Yeah, that's definitely not my favorite vibe either. Though I think Twilight Princess's twilight areas have a unique take on this aesthetic, and I also like that Twilight Princess has some very bright areas as well.

HylianDev
overall a very good post. the only thing missing is a score out of ten... (who are we kidding, it's Zelda, no publication would give it less than a 10)

Ha, true! You can't have a gaming journalist review a Zelda game without handing out a 10/10. Though really, I'd give Twilight Princess more like a 9/10 or 95/100 - an excellent game, but not a flawless one.

Finally, I have a Terrible Twilight Princess Confession or two. I'd almost forgotten about my 2017 dream inspired by this game (almost five years before I finally beat it!). I only recently realized that Link's house is probably supposed to be the renovated version of its Zelda 64 counterpart - I'm a little surprised I didn't think about that. I also lived about half my life under the delusion that Link and Ilia were supposed to get married during the ending of TP (and that Link was supposed to have one line of voice acting in said ending!) . I'm not sure where this deep-rooted misconception entered my head, though I think it came from reading some random forum post somewhere (a joke/troll post that was written with a shocking level of both confidence and sincerity). This is quite innocuous as fake news is concerned, though it also shows that false information online can end up persuading people! (Still, my dream world Twilight Princess/A Link to the Past hybrid forest sounds cool.)

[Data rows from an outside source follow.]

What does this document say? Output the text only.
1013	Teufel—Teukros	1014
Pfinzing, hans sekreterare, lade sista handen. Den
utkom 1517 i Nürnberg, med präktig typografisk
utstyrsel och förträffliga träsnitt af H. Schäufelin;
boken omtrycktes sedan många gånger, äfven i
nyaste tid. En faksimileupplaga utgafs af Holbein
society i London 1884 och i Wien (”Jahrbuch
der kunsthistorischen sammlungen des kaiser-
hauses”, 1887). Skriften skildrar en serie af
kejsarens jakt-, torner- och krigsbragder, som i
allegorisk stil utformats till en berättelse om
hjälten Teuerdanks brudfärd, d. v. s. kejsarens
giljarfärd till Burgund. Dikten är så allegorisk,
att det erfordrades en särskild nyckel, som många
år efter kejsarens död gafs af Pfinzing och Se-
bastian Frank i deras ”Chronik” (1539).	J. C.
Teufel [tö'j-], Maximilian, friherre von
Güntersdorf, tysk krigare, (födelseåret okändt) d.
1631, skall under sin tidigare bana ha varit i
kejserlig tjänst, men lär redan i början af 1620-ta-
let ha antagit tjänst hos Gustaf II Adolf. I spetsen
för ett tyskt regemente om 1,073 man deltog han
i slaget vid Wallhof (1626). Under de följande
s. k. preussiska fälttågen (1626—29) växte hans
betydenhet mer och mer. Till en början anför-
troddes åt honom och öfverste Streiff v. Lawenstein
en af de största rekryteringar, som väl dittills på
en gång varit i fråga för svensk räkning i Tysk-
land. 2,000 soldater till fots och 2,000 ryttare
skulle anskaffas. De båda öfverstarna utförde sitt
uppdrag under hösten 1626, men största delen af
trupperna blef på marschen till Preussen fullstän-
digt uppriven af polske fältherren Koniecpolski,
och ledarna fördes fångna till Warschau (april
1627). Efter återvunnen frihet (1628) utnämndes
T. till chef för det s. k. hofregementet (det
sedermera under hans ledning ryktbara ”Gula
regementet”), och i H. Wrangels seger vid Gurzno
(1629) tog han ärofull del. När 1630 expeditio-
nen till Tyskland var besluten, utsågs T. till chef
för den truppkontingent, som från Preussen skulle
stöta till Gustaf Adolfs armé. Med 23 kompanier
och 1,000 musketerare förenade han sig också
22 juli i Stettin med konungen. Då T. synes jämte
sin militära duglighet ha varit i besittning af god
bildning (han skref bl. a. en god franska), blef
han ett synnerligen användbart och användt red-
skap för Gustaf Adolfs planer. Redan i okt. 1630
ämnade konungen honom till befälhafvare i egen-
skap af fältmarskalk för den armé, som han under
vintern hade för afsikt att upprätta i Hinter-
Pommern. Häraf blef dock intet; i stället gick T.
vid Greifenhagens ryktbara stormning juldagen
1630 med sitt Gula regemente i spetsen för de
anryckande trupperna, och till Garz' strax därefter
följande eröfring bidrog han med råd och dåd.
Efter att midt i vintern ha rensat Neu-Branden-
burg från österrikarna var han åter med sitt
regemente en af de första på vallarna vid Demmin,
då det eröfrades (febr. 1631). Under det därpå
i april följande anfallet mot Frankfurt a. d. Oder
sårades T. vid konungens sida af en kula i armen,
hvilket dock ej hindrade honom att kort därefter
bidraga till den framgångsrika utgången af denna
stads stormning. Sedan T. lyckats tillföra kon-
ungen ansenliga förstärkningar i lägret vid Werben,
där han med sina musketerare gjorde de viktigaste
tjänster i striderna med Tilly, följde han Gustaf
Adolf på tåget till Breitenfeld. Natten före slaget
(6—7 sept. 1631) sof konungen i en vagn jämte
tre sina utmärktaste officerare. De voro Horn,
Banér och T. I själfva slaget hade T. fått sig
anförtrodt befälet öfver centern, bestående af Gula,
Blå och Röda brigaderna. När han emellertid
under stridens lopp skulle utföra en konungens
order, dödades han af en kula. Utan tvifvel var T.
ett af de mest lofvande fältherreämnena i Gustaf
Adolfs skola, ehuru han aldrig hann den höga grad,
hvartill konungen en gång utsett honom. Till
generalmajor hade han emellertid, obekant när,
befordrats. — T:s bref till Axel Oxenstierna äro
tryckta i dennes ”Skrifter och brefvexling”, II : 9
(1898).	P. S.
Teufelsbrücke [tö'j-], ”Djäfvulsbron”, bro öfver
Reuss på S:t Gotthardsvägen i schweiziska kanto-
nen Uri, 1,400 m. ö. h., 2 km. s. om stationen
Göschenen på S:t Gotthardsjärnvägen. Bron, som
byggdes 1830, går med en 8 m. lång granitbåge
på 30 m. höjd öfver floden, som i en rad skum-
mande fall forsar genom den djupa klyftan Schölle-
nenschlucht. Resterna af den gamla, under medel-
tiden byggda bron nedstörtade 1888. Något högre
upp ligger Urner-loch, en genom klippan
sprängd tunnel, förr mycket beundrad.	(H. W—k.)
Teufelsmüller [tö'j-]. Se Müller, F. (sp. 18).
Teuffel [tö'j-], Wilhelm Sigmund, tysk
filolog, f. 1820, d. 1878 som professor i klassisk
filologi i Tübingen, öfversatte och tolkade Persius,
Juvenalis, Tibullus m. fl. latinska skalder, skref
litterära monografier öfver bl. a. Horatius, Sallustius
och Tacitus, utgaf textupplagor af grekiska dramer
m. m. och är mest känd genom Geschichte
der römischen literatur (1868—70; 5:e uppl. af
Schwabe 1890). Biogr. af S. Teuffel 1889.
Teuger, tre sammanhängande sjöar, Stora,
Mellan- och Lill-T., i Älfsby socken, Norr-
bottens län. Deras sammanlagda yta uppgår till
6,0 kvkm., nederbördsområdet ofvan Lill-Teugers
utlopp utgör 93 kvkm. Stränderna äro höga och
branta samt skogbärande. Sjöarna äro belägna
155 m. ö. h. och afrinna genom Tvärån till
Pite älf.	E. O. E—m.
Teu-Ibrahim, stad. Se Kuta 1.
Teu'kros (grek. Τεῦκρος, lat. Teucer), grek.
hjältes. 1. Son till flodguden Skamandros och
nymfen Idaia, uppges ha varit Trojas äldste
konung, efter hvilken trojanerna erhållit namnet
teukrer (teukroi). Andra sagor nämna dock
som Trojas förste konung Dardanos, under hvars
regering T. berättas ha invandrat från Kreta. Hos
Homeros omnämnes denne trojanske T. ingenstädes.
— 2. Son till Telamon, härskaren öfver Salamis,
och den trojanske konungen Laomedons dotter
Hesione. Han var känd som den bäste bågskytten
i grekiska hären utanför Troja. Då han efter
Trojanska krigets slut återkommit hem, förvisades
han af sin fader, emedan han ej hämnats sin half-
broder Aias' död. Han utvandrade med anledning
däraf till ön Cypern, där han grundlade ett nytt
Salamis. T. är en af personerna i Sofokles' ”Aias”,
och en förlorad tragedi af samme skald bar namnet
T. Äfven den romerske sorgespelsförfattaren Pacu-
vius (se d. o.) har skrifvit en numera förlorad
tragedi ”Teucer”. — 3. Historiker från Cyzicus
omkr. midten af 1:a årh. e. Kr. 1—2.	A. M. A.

* One more thought: Twilight Princess is probably the least magical Zelda game! There is no Magic Meter, few items are "magical" in nature (even the Lantern runs on oil rather than magical power), there aren't a lot of magical enemies (like Wizzrobes!), fairies aren't prominent, and very few characters aside from Midna/Zant/Ganon/Zelda have any special powers. Maybe that goes along with being a slightly more "realistic" Zelda.